Ein zentraler Grundsatz der Detektivarbeit des Goldenen Zeitalters war „Fair Play“ – die Idee, dass ein aufmerksamer Leser theoretisch genauso gute Chancen haben muss, das Rätsel zu lösen wie der Detektiv der Geschichte. Um die Parameter der Fairness festzulegen, schlägt Eliot vor, dass „der Charakter und die Motive des Verbrechers normal“ sein sollten und dass „ausgeklügelte und unglaubliche Verkleidungen“ verboten sein sollten; er schreibt, dass eine gute Detektivgeschichte „weder auf okkulten Phänomenen noch auf … Entdeckungen einsamer Wissenschaftler beruhen“ dürfe und dass „ausgeklügelte und bizarre Maschinerie eine Irrelevanz“ sei. Die letztgenannte Regel scheint Meisterwerke wie Doyles „The Adventure of the Speckled Band“ auszuschließen, in dem eine Schlange ermordet wird, die darauf trainiert ist, sich durch einen Heizungsschacht zu hangeln und dann an einem Glockenseil hinunterzuklettern, dessen Quaste bis zum Kopfkissen des Opfers reicht. Eliot gab jedoch zu, dass die meisten großen Werke mindestens eine seiner Regeln brachen. Er bewunderte Arthur Conan Doyle und zitierte auf Partys gerne wortwörtlich lange Passagen aus den Holmes-Erzählungen und lieh sich Teile und Ideen für seine Gedichte. (In einem Brief an John Hayward gestand er, dass die Zeile „On the edge of a grimpen“ aus „Four Quartets“ auf das trostlose Grimpenmoor in „The Hound of the Baskervilles“ anspielt.)

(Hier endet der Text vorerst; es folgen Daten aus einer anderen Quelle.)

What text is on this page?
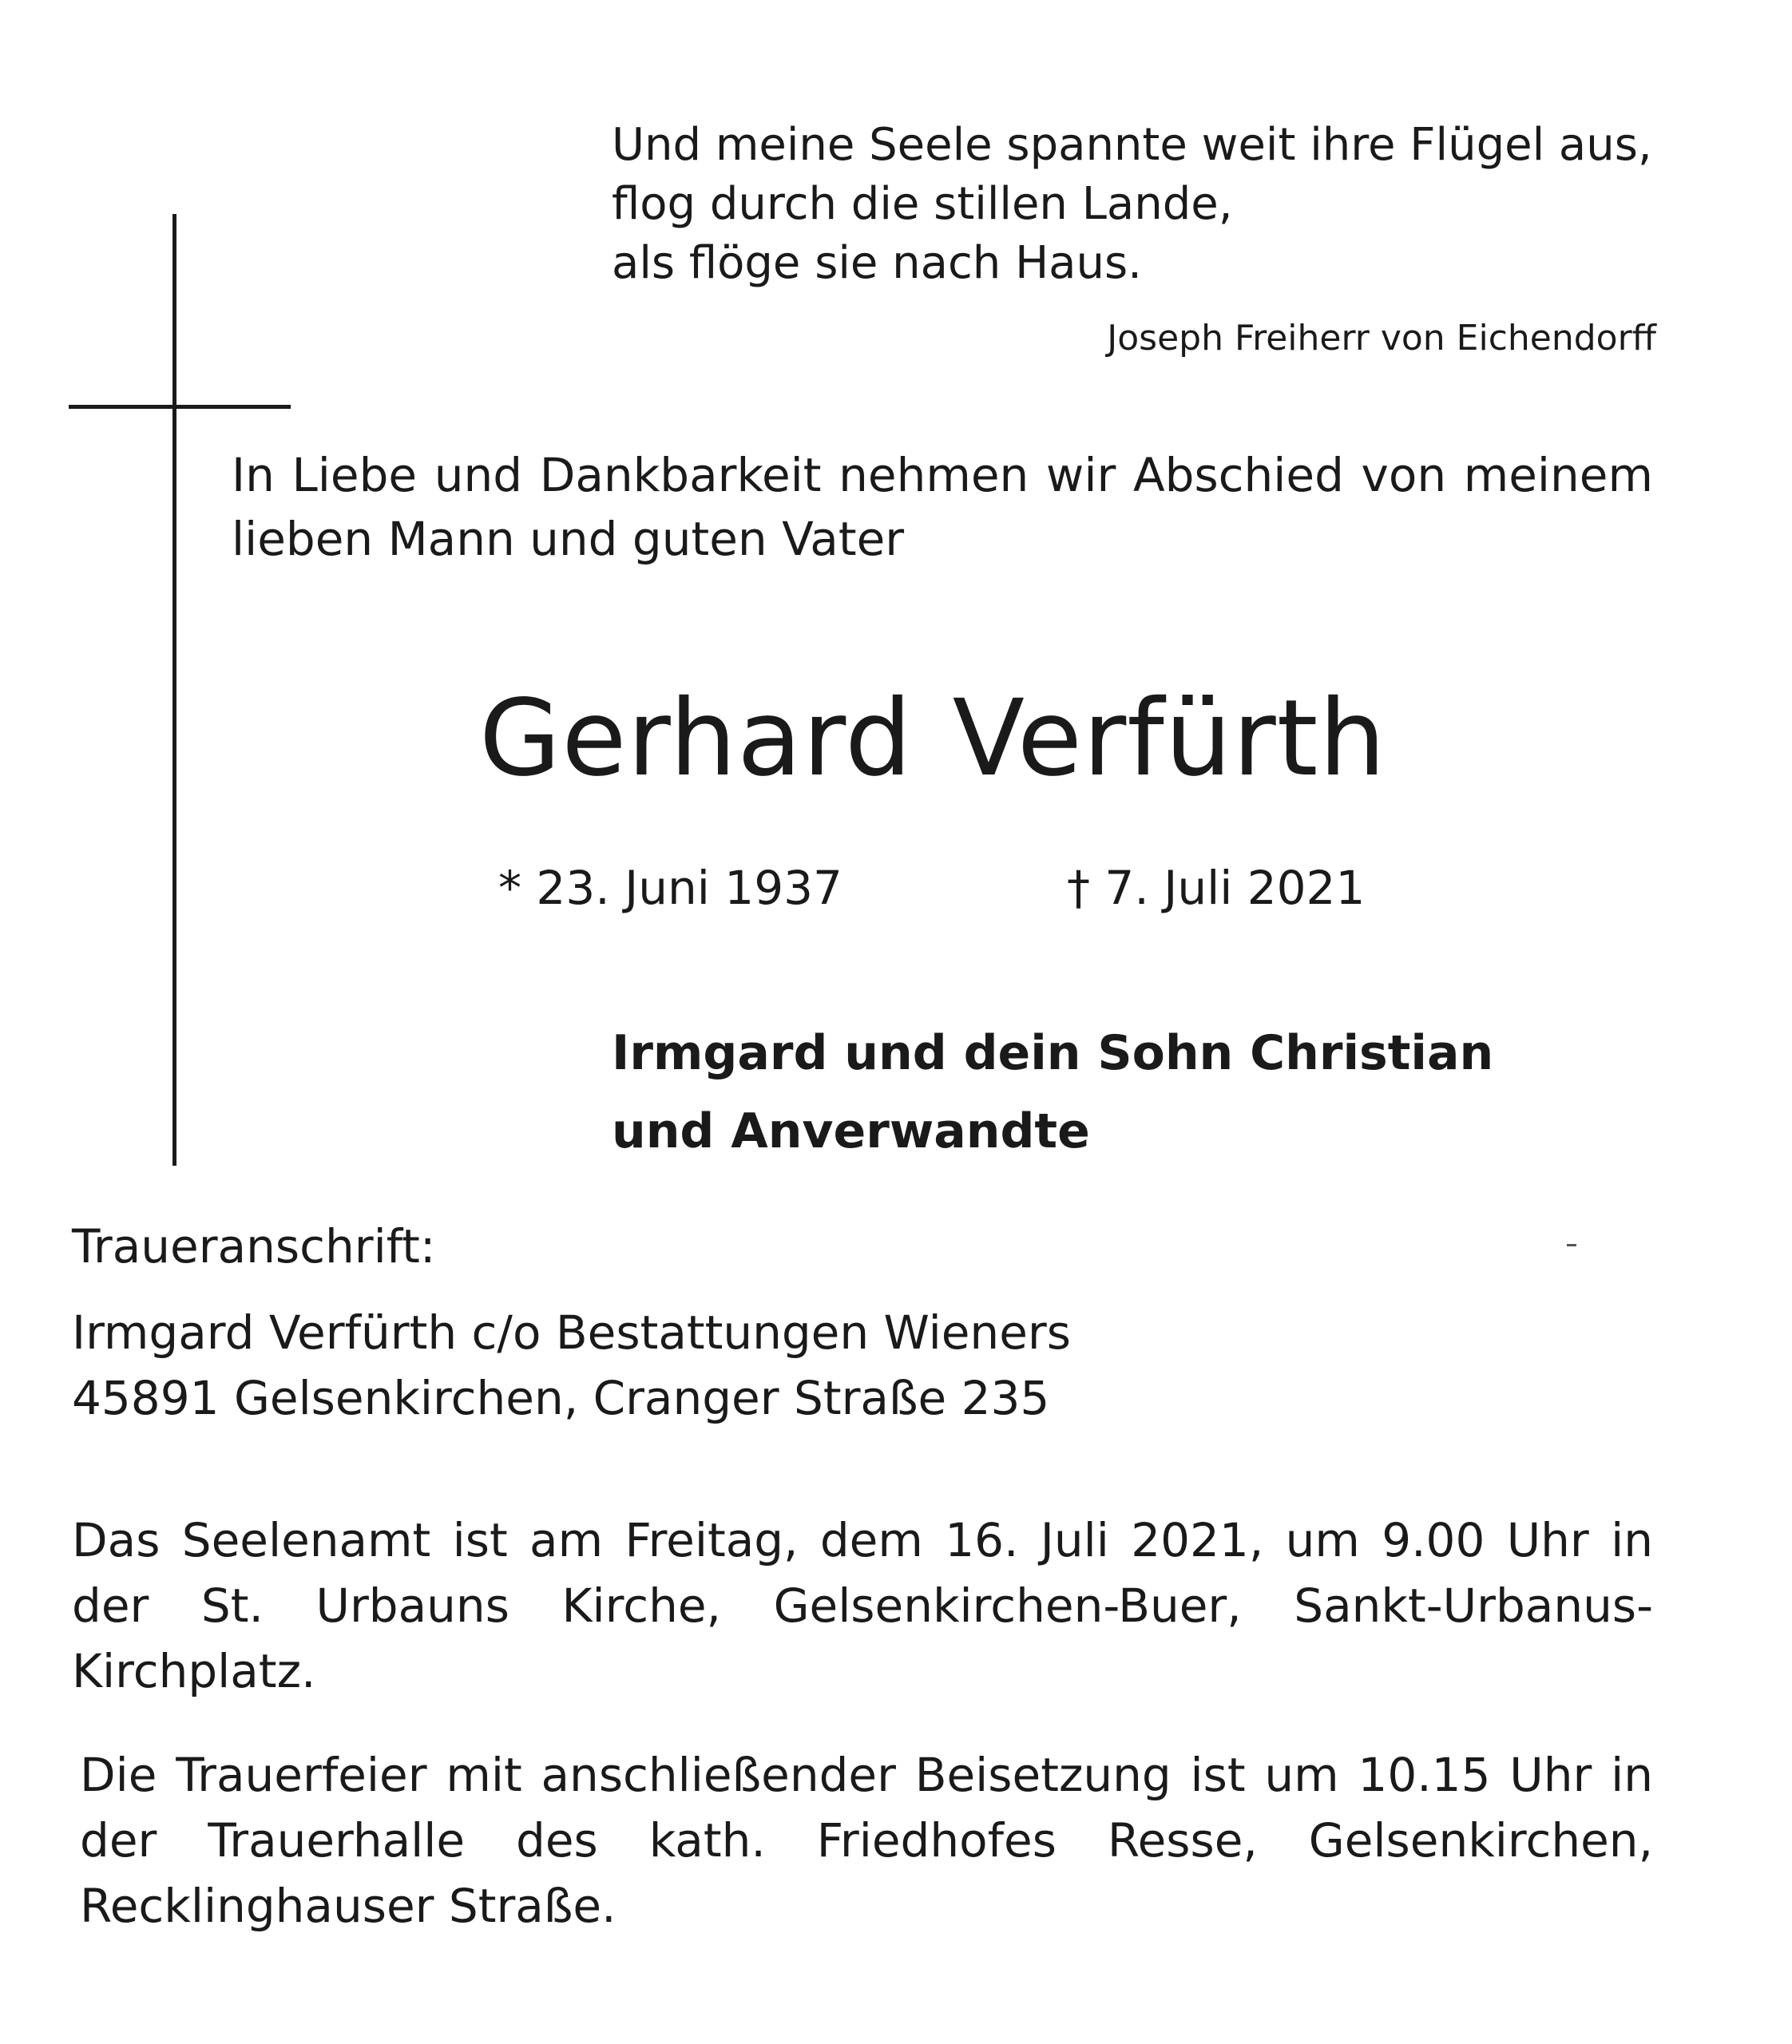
Und meine Seele spannte weit ihre Flügel aus,
flog durch die stillen Lande,
als flöge sie nach Haus.
Joseph Freiherr von Eichendorff
In Liebe und Dankbarkeit nehmen wir Abschied von meinem lieben Mann und guten Vater
Gerhard Verfürth
* 23. Juni 1937	† 7. Juli 2021
Irmgard und dein Sohn Christian
und Anverwandte
Traueranschrift:
Irmgard Verfürth c/o Bestattungen Wieners
45891 Gelsenkirchen, Cranger Straße 235
Das Seelenamt ist am Freitag, dem 16. Juli 2021, um 9.00 Uhr in der St. Urbauns Kirche, Gelsenkirchen-Buer, Sankt-Urbanus-Kirchplatz.
Die Trauerfeier mit anschließender Beisetzung ist um 10.15 Uhr in der Trauerhalle des kath. Friedhofes Resse, Gelsenkirchen, Recklinghauser Straße.
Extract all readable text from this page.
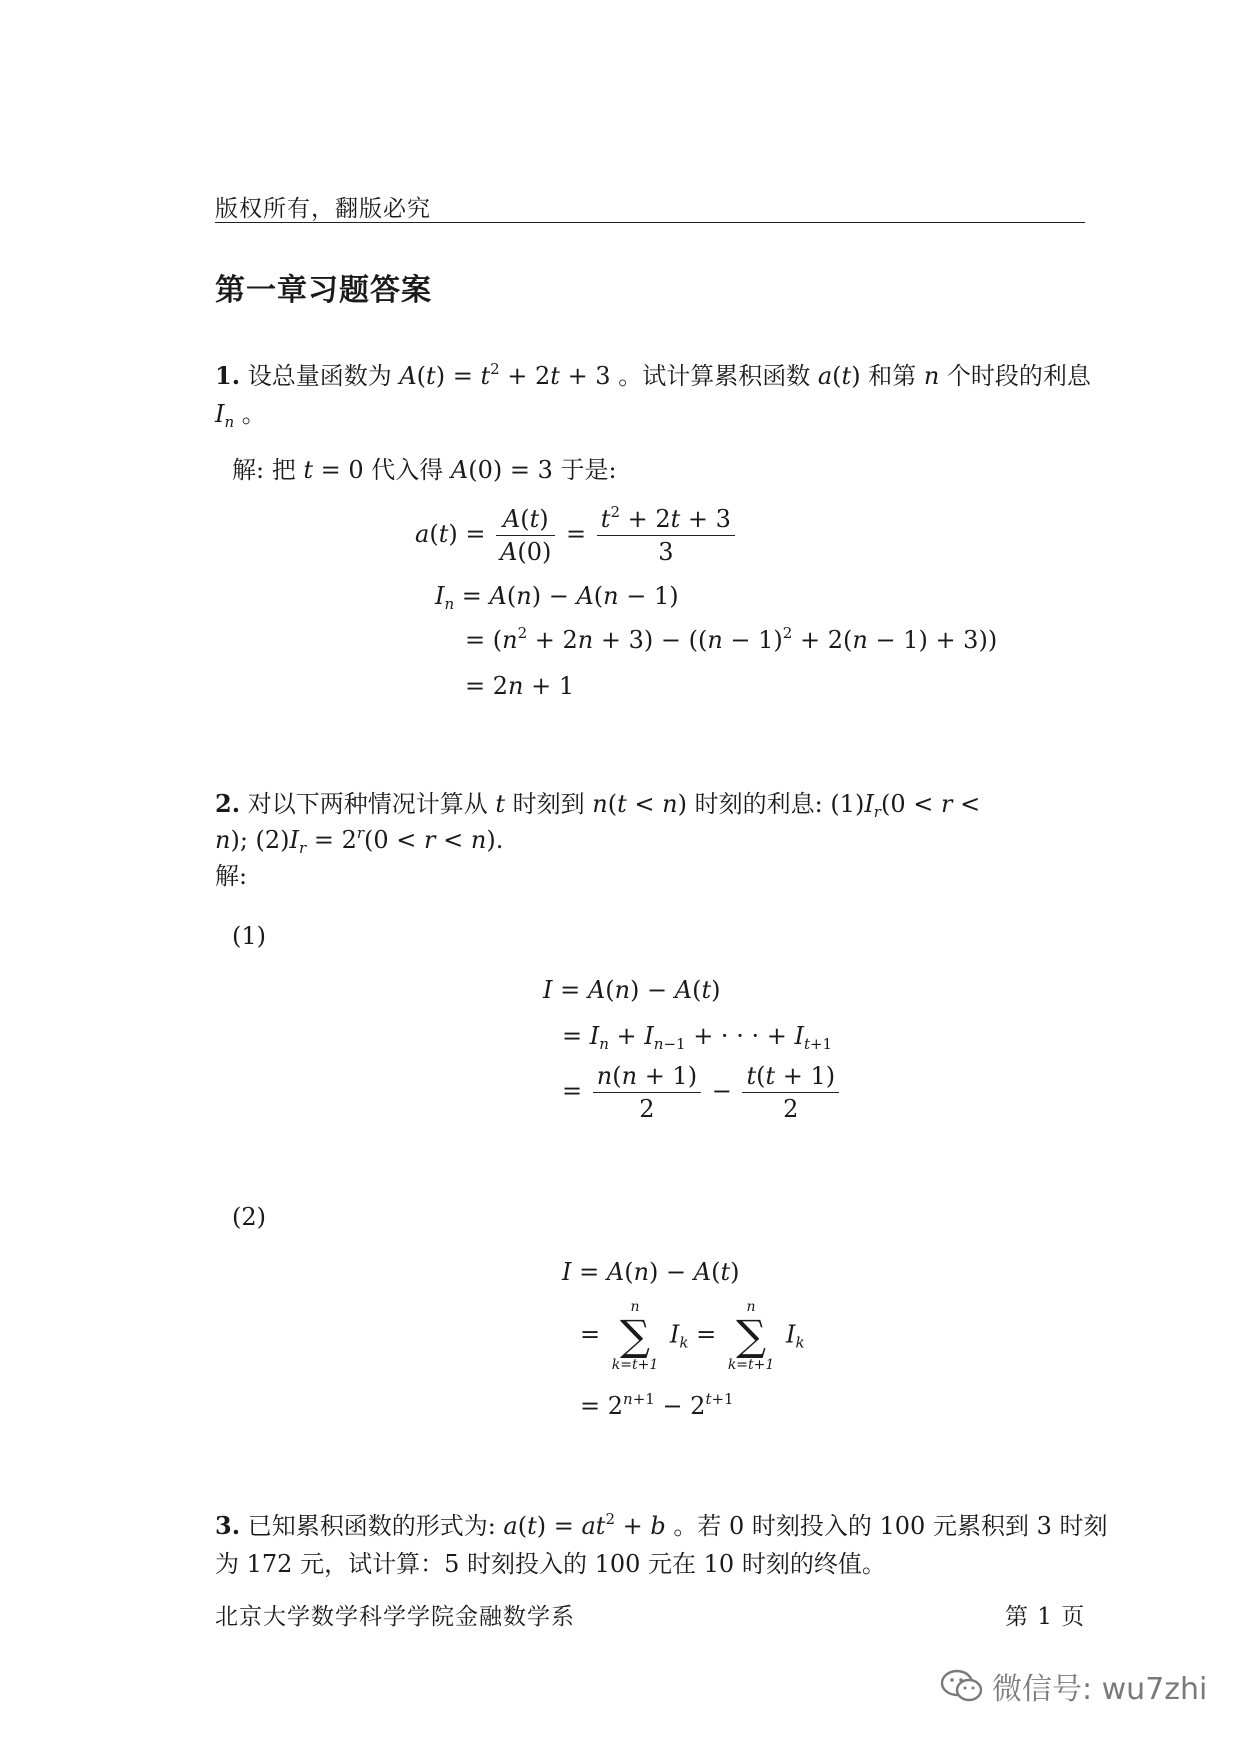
版权所有，翻版必究
第一章习题答案
1. 设总量函数为 $A(t) = t^2 + 2t + 3$ 。试计算累积函数 a(t) 和第 n 个时段的利息
$I_n$ 。
解: 把 t = 0 代入得 A(0) = 3 于是:
$a(t) = \frac{A(t)}{A(0)} = \frac{t^2 + 2t + 3}{3}$
$I_n = A(n) - A(n - 1)$
= $(n^2 + 2n + 3) - ((n - 1)^2 + 2(n - 1) + 3)$)
= 2n + 1
2. 对以下两种情况计算从 t 时刻到 n(t < n) 时刻的利息: $(1)I_r(0 < r$ <
n); $(2)I_r = 2^r(0 < r < n)$.
解:
(1)
I = A(n) − A(t)
= $I_n + I_{n-1}$ + · · · + $I_{t+1}$
= $\frac{n(n + 1)}{2} - \frac{t(t + 1)}{2}$
(2)
I = A(n) − A(t)
=
n
∑
k=t+1
$I_k$ =
n
∑
k=t+1
$I_k$
= $2^{n+1} - 2^{t+1}$
3. 已知累积函数的形式为: $a(t) = at^2 + b$ 。若 0 时刻投入的 100 元累积到 3 时刻
为 172 元，试计算：5 时刻投入的 100 元在 10 时刻的终值。
北京大学数学科学学院金融数学系	第 1 页
微信号: wu7zhi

In der Juni-Ausgabe 1927 von The Criterion fuhr Eliot fort, seine Standards zu formulieren, indem er weitere sechzehn Romane rezensierte und feine Unterscheidungen zwischen Krimis, Chroniken wahrer Verbrechen und eigentlichen Detektivgeschichten traf. Sein Favorit unter den Romanen war „The Benson Murder Case“ von S. S. Van Dine. Van Dine war einer der wenigen amerikanischen Autoren, die in Eliots Analysen von Kriminalromanen eine Rolle spielten. Van Dine war das Pseudonym von Willard Huntington Wright, einem Kunstkritiker, freiberuflichen Journalisten und zeitweiligen Herausgeber von The Smart Set, der nach einem Nervenzusammenbruch zwei Jahre lang im Bett verbrachte und mehr als zweitausend Kriminalromane las, während dieser Zeit methodisch die Formeln des Genres destillierte und begann, Romane zu schreiben. Sein Detektiv, Philo Vance, war ein gemächlicher Ästhet, der dazu neigte, Mini-Vorträge über Tanagra-Figuren zu halten, und der die Detektivarbeit, wie Eliot es bewundernd formulierte, „mit ähnlichen Methoden angeht, wie sie Herr Bernard Berenson auf Gemälde anwendet.“

1928 veröffentlichte Van Dine seine eigenen „Zwanzig Regeln für das Schreiben von Detektivgeschichten“ im American Magazine; im selben Jahr legte Ronald A. Knox – ein katholischer Priester und Mitglied der Krimiautorengruppe London Detection Club, zusammen mit Dorothy Sayers, Agatha Christie und G. K. Chesterton – seine Zehn Gebote für Detektivromane vor. Es ist schwer zu sagen, ob diese Autoren Eliots eigene Regeln, die ein Jahr zuvor veröffentlicht worden waren, kannten, aber viele ihrer Grundsätze spiegeln Eliots Parameter des Fair Play wider: Van Dine schrieb, dass „dem Leser keine vorsätzlichen Tricks oder Täuschungen untergeschoben werden dürfen“; der Eid des Detection Club, der auf Knox‘ Geboten basierte, verlangte von seinen Mitgliedern das Versprechen, dass ihre Geschichten keinen Gebrauch von „göttlicher Offenbarung, weiblicher Intuition, Mumbo-Jumbo, Taschenspielertricks, Zufällen oder göttlicher Fügung“ machen würden. (Christie hatte die Grenzen der Fairness mit der Wendung am Ende ihres Romans „The Murder of Roger Ackroyd“ (Der Mord an Roger Ackroyd) aus dem Jahr 1926 getestet und damit für Aufsehen unter den Anhängern des Genres gesorgt; 1945 schrieb Edmund Wilson, der nach der Veröffentlichung seines ersten Stücks mit wütender Post überschwemmt wurde, eine Fortsetzung mit dem Titel „Who Cares Who Killed Roger Ackroyd?“, in dem er die Lektüre eines zweiten Stapels von Kriminalromanen als „noch desillusionierender als meine Erfahrung mit dem ersten“ bezeichnete.)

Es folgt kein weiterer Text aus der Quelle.